Relationship between effect on logP_oct of aza substitution of benzene or naphthalene and pK_BHX calculated for aromatic nitrogen using model M08 (Table 1). Differences in logP_oct values were scaled by number of aza substitutions and points are grouped according to whether or not the aza-substituted species is fused with a carbocycle (1,5-naphthyridine is grouped with the aza-benzenes in green). The data was fitted using models M15 (green) and M16 (red) in Table 1

Fig. 9

Prediction of logP_oct for some six-membered heteroaromatic rings. Substructural polarity (q_aromN) associated with nitrogen atoms values were calculated from V_min using models M12 (Table 1). Each logP_oct value is calculated by subtracting q_aromN values from measured logP_oct for either benzene (2.13) or naphthalene (3.30)

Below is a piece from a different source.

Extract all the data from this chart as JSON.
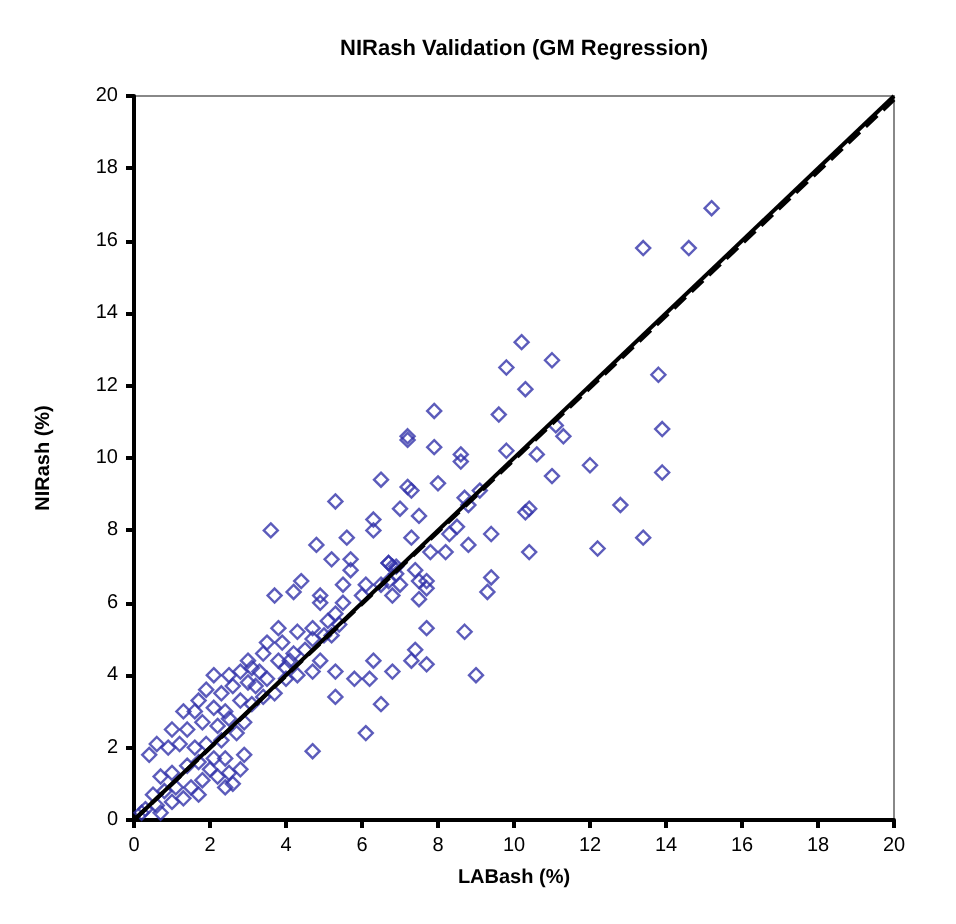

One aspect of lipophilicity control in molecular design is to achieve a balance between the polar and non-polar portions of molecular structures. The logP_oct values for benzene (2.1) and 4-propylpyridine (2.1) suggest that aza-substitution of benzene will counter the effect of a propyl substituent. However, in the hexadecane/water partitioning system, 4-propylpyridine (logP_hxd = 1.3) is 0.8 units less lipophilic than benzene (logP_hxd = 2.1) suggesting that aza-substitution will more than compensate for the presence of a propyl group. Differences like these raise the question of which partitioning system is ‘right’ for lead optimization and even whether there is a single ‘right’ partitioning system for all applications. Despite its limitations, logP_oct is likely to remain a useful design parameter for lead optimization and knowledge of HB acidity and basicity can help the medicinal chemist minimize the impact of the limitations. Lead optimization is usually carried out against structural series that are defined by scaffolds and HB acceptors/donors (and ionizable groups) tend to be relatively conserved within series. This means that the choice of partitioning system becomes less important when working within a series than when performing data analysis for structurally diverse sets of compounds [20]. If a plot of pIC₅₀ against logP_oct shows a compound to be deviating sharply from the trend line, it is advisable to assess the hydrogen bonding characteristics of the compound before jumping to the conclusion that the observed potency is especially unusual. The medicinal chemist should also be cautious when attempting to extrapolate trends (e.g. response of aqueous solubility to logP_oct) observed for one series to another series and be especially wary of any analysis in which continuous data has been transformed to categorical data [12].

Conclusions

We show how logP_alk measurements can be analyzed to define polarity for both compounds and substructures. Using a number of illustrative examples, we make a connection between polarity defined in terms of partitioning and hydrogen bonding defined in terms of 1:1 complex stability. Defining polarity in this way highlights the hydration imbalance between the HB donor and acceptor of the amide group. Two insights relevant to molecular design are that aromatic chloro substituents may be less hydrophobic that is commonly believed and that hydration of adjacent HB acceptors (or donors) is likely to be frustrated. We show how pK_BHX values calculated for aromatic nitrogen and carbonyl oxygen can be used in prediction of partition coefficients.